ニコニコ動画の「演奏してみた」で人気の「まらしぃ」さんによるピアノ演奏で「Perfume チョコレイト・ディスコ」です。アクアは背景に出てくるだけで、これまで連呼していた燃費性能の数字が一切でてこない、美しいイメージCMです。

▼ トヨタ モデリスタ | オーリス | シャア専用オーリス


ご存じシャアがザクからオーリスに乗り換えて暴走するというオーリス。クオリティの高いアニメーション、声優はもちろん池田秀一さんによる本物です。

どちらもCMとしてはとても素晴らしく、話題にもなっており成果は上がっていることでしょう。

ただ心配は、このCMの素晴らしさに比例するほどプロダクトにパワーはあるのか? という疑問です。

というのも、往々にして、特に大企業ではプロダクト・パワーが足りない、停滞、むしろ相対的に落ちてきたときに予算をマーケティングに使う傾向があるからです。

そしてそのマーケティングが成功すると、プロダクトが売れてしまうために、プロダクト・パワーの相対的低下に気付きにくいのです。マーケティング・パワーは予算が尽きる、消費者が飽きたときに消滅します。その時真のプロダクト・パワーの低下に気付くのですが、時すでに遅し、となります。

アクアのCMがなぜ燃費性能をうたわず、イメージCMになったかというと非常に簡単な理屈で、数字の上では新発売になったフィット・ハイブリッドがアクアを上回ってしまったからです。
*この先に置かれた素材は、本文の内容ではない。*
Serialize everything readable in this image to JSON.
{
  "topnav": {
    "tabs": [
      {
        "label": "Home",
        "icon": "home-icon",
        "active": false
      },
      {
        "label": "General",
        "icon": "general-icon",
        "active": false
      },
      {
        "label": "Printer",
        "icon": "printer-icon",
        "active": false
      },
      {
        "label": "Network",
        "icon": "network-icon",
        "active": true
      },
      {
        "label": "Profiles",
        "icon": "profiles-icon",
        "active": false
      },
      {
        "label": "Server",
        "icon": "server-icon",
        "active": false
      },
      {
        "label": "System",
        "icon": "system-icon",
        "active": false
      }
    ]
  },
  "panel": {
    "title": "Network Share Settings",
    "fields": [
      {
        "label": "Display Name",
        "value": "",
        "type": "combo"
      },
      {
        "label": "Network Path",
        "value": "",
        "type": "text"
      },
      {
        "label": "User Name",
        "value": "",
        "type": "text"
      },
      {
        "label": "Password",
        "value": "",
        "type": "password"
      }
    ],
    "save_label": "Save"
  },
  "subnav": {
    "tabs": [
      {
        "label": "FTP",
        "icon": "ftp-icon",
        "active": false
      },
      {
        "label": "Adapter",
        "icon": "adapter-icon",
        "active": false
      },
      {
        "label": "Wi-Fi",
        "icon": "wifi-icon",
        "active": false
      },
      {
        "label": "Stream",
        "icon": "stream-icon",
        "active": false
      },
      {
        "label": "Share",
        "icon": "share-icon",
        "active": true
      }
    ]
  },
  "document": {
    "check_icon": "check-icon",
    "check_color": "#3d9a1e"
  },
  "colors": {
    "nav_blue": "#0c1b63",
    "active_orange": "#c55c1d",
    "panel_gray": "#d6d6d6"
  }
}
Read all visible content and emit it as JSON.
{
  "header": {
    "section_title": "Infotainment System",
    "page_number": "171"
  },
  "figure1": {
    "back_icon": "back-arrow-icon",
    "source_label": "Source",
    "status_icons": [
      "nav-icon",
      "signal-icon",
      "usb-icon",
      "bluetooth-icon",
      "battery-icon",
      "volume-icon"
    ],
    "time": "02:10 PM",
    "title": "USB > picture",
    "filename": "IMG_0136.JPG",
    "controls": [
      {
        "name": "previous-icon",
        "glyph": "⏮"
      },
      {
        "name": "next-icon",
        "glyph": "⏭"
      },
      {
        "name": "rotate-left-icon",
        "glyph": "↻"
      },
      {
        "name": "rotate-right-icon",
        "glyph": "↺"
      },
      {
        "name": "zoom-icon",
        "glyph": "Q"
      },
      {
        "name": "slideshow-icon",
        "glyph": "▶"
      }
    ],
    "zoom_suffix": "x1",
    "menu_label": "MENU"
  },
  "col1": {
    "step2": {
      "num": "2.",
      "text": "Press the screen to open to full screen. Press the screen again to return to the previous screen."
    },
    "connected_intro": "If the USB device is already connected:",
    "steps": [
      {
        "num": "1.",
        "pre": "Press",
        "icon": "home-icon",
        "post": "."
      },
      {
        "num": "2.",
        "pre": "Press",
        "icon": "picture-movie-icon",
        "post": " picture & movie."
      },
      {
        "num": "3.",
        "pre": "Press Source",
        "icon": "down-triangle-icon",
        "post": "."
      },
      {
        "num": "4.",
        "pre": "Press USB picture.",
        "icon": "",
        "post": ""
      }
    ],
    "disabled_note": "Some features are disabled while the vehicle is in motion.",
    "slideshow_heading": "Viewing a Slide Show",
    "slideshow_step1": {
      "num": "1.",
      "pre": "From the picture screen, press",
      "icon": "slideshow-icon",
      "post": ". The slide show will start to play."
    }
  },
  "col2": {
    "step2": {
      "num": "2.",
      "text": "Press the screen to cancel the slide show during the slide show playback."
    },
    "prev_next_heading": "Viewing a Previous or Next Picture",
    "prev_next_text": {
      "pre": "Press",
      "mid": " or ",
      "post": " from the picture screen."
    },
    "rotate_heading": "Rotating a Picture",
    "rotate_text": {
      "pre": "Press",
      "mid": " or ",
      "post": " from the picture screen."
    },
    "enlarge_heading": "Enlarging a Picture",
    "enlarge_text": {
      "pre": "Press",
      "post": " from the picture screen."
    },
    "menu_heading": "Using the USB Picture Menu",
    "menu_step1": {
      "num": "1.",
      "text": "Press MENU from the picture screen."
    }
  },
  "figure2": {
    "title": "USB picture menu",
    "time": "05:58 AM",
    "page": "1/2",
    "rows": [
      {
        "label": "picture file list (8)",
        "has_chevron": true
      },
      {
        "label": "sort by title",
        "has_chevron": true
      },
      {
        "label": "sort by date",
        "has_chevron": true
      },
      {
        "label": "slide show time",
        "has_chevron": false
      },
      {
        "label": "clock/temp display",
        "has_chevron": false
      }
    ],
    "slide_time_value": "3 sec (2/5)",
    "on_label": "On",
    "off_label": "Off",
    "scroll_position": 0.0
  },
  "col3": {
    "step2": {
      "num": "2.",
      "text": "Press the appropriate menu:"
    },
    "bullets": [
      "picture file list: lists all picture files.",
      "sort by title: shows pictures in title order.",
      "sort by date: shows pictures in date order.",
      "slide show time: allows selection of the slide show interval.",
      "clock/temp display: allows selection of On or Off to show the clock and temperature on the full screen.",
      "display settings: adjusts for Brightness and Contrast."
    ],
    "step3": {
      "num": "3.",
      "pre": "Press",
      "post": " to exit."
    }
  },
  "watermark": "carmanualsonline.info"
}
数字はNo.1でなければ意味がありません。なので方向転換したのでしょう。

オーリスについては元々ヨーロッパ向けのモデル、日本においてこのタイプのクルマは余り人気がありません。極論すればシャア専用ほにゃららは、オーリスである必然性がないのです。別のヴィッツでも、それこそプリウスでもアクアでも、カローラでも良いでしょう。

ただそれらのモデルは売れ筋であるためにわざわざテコ入れする必要もなく、日本で実験的に行うとしたときに分かりやすいのは余り売れてなく、マニュアルもあってそこそこ走りにふれるオーリスだったという消去法だったのではないかと推測します。

特にこのシャア専用オーリスはただたんに赤く塗っただけではなく、ジオニックトヨタという架空のメーカーまででっちあげ、シャア専用カーナビを開発、案内ボイスはもちろんシャアこと池田秀一さんを起用するという徹底ぶり。そしてこのCMと完成度は高く、マーケティング・パワーを見せつけられます。

ただし、もともと「シャア専用」というのは量産型ザクが敵の高性能機(ガンダム)にやられまくる「やられメカ」に対するアンチテーゼであり、量産型でも改造することと操縦者の腕で最新型と互角以上に戦えるという本質はまったくもって顧みられていません。量産型と同じエンジン、ミッションでレクサスのVersion. Fのような高性能版という位置付けでもなく、走りに対するこだわりはありません。簡単にいうとメーカーが本腰を入れて作った痛車です。

痛車は数年前、流行の黎明期ではその存在自体が非常にレアであり、目新しい車種で発見されるたびに話題となりましたが、フェラーリなど高級車の痛車が出るに至りピークを迎えた後、ニュースバリューは低下。今ではコモディティ化して、ラッピングカーの1ジャンルとして定着しています。

シャア専用も最初はこのように話題となりますけど、二匹目のどじょうを狙って雨後のタケノコのように出てくるでしょうから、シャアの神通力もどこまで通用するのでしょうか。

本来予算やアイディアはプロダクトとマーケティングのバランスをうまく保ちながら高め合うといいのですけど、マーケティングパワーが強くなる過ぎると、だいたいそのプロダクト、ひいてはメーカーの弱体化が予想されるだけに、今後のトヨタの動向に注目です。

ヨーロッパが、VWグループがハイブリッド、EVに目覚めてしまっただけに、気になります。